Although I initially struggled making the leap from practice (programming and fieldwork at the AAMC and the Population Council) to theory (sitting in a classroom at UC San Diego), I was quickly reminded of the importance that education has on the mind. It was only when I stumbled across a poignant quote by former anti-apartheid revolutionary, political leader, and South African President, Nelson Mandela, during one of my classes that I quickly realized the positive difference I am making in my community within the classroom. The quote read, “Education is the most powerful weapon that you can use to change the world.” It was in this moment that I no longer saw myself as a Ph.D. student conducting my own research and developing my own expertise, but an opportunity to use my research and experiences in working on LGBT issues in Washington, D.C., as a part of my curriculum and teaching pedagogy.
As someone who recalls very vividly what it was like growing up being tormented, teased, and tortured for being different – gay – I use my platform as an teacher, mentor, and survivor, to encourage and applaud those coming to terms with their sexual orientation, in a world that has and continues to view us as anomalies and degenerates. In my classroom I openly encourage the very existence of queers. And in this radical act, I am reminded of the many times numerous teachers gave room to homophobic rhetoric during my primary, middle, and high school years, and wishing someone, anyone, even just one person would have made me feel safe; made me feel that I belonged and was worthy of respect and life. I never want any of my students to ever feel this way: to feel diminished; to feel dead.
In centering texts by queer scholars – voices that have historically been silenced and pushed to the penumbra of society – are meant to elicit a sense of belonging and futurity. I want my students to be part of an unapologetically visible lesbian, gay, bisexual community, in a world that would much rather render them invisible. When my students walk away feeling more comfortable or certain about who they are as budding queers, in the same way that my hetero students understand their role in perpetuating systematic homophobic violence against lesbian, gay, and bisexual youth, that is a marvelous thing to bear witness to.
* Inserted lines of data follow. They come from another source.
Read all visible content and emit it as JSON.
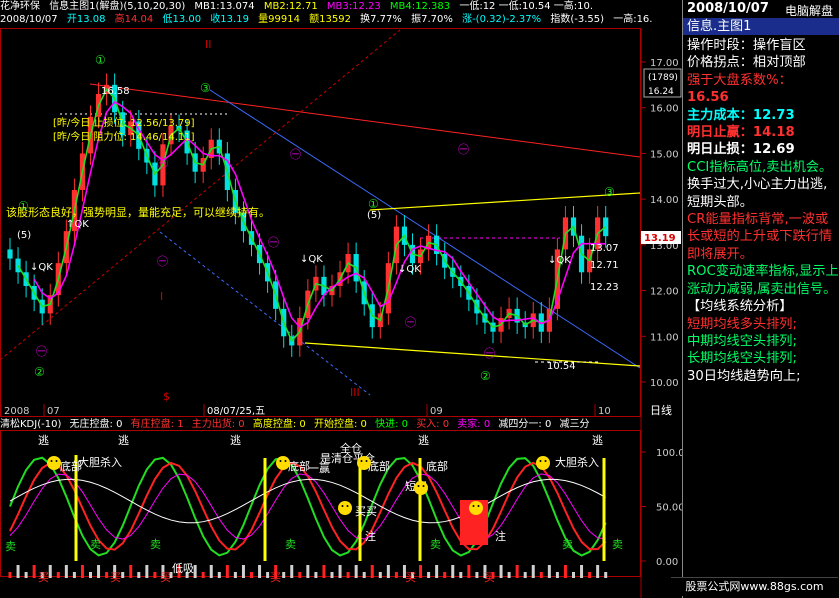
{
  "header": {
    "stock_name": "花净环保",
    "chart_title": "信息主图1(解盘)(5,10,20,30)",
    "ma1": "MB1:13.074",
    "ma2": "MB2:12.71",
    "ma3": "MB3:12.23",
    "ma4": "MB4:12.383",
    "tail": "一低:12 一低:10.54 一高:10.",
    "date": "2008/10/07",
    "open": "开13.08",
    "high": "高14.04",
    "low": "低13.00",
    "close": "收13.19",
    "volume": "量99914",
    "amount": "额13592",
    "turnover": "换7.77%",
    "amplitude": "振7.70%",
    "change": "涨-(0.32)-2.37%",
    "index": "指数(-3.55)",
    "idx_tail": "一高:16."
  },
  "colors": {
    "up": "#ff3030",
    "down": "#00e0e0",
    "green": "#22dd22",
    "magenta": "#ff00ff",
    "yellow": "#ffff00",
    "blue": "#3b6bff",
    "label_red": "#ff2222",
    "label_cyan": "#00ffff"
  },
  "axis": {
    "price_ticks": [
      "17.00",
      "16.00",
      "15.00",
      "14.00",
      "13.00",
      "12.00",
      "11.00",
      "10.00"
    ],
    "current_price_tag": "13.19",
    "box_top": "(1789)",
    "box_bottom": "16.24",
    "date_labels": [
      "2008",
      "07",
      "08/07/25,五",
      "09",
      "10"
    ],
    "date_unit": "日线",
    "ind_ticks": [
      "100.00",
      "50.00",
      "0.00"
    ]
  },
  "annotations": {
    "hi_label": "16.58",
    "resist_a": "[昨/今日 止损位: 12.56/13.79]",
    "resist_b": "[昨/今日 阻力位: 14.46/14.11]",
    "comment": "该股形态良好，强势明显，量能充足，可以继续持有。",
    "qk1": "↑QK",
    "qk2": "↓QK",
    "qk3": "↓QK",
    "qk4": "↓QK",
    "qk5": "↓QK",
    "low_label": "10.54",
    "r1": "13.07",
    "r2": "12.71",
    "r3": "12.23",
    "wave_I": "I",
    "wave_II": "II",
    "wave_III": "III",
    "c1": "①",
    "c2": "②",
    "c3": "③",
    "c5": "(5)",
    "cm": "㊀",
    "cs": "$"
  },
  "indicator": {
    "name": "清松KDJ(-10)",
    "items": [
      "无庄控盘: 0",
      "有庄控盘: 1",
      "主力出货: 0",
      "高度控盘: 0",
      "开始控盘: 0",
      "快进: 0",
      "买入: 0",
      "卖家: 0",
      "减四分一: 0",
      "减三分"
    ],
    "labels": {
      "escape": "逃",
      "bottom": "底部",
      "buy": "买",
      "sell": "卖",
      "short_buy": "短买",
      "low_buy": "低吸",
      "big_profit_in": "大胆杀入",
      "strong_buy": "买买",
      "add": "注",
      "one_profit": "一赢",
      "full_out": "全仓",
      "open_close": "是清仓平仓"
    }
  },
  "panel": {
    "date": "2008/10/07",
    "mode": "电脑解盘",
    "title": "信息.主图1",
    "rows": [
      {
        "text": "操作时段：操作盲区",
        "color": "#ffffff"
      },
      {
        "text": "价格拐点：相对顶部",
        "color": "#ffffff"
      },
      {
        "text": "强于大盘系数%：",
        "color": "#ff3030"
      },
      {
        "text": "16.56",
        "color": "#ff3030",
        "bold": true
      },
      {
        "text": "主力成本：12.73",
        "color": "#00ffff",
        "bold": true
      },
      {
        "text": "明日止赢：14.18",
        "color": "#ff3030",
        "bold": true
      },
      {
        "text": "明日止损：12.69",
        "color": "#ffffff",
        "bold": true
      },
      {
        "text": "CCI指标高位,卖出机会。",
        "color": "#00ff66"
      },
      {
        "text": "换手过大,小心主力出逃,短期头部。",
        "color": "#ffffff"
      },
      {
        "text": "CR能量指标背常,一波或长或短的上升或下跌行情即将展开。",
        "color": "#ff3030"
      },
      {
        "text": "ROC变动速率指标,显示上涨动力减弱,属卖出信号。",
        "color": "#00ff66"
      },
      {
        "text": "【均线系统分析】",
        "color": "#ffffff"
      },
      {
        "text": "短期均线多头排列;",
        "color": "#ff3030"
      },
      {
        "text": "中期均线空头排列;",
        "color": "#00ff66"
      },
      {
        "text": "长期均线空头排列;",
        "color": "#00ff66"
      },
      {
        "text": "30日均线趋势向上;",
        "color": "#ffffff"
      }
    ]
  },
  "footer": "股票公式网www.88gs.com"
}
The intellectual growth that happens in the classroom that students take with them out into the world, challenging and making spaces for people deemed unworthy of life, is one of the most important reasons I teach. I have come to realize that my graduate work and education at UC San Diego is not theoretical as I had once lamented, it is in fact, very practical. And for all the emotionally exhaustive and financially thankless days of being a Ph.D. student, if I can continue to chip away at the assiduous open season on LGB students, it will have all been worth it. It is this work I do year after year in the Dimensions of Culture program at UC San Diego, that has and continues to a make a positive difference in not just the UCSD community, but beyond. And for that, I am so very proud of my students.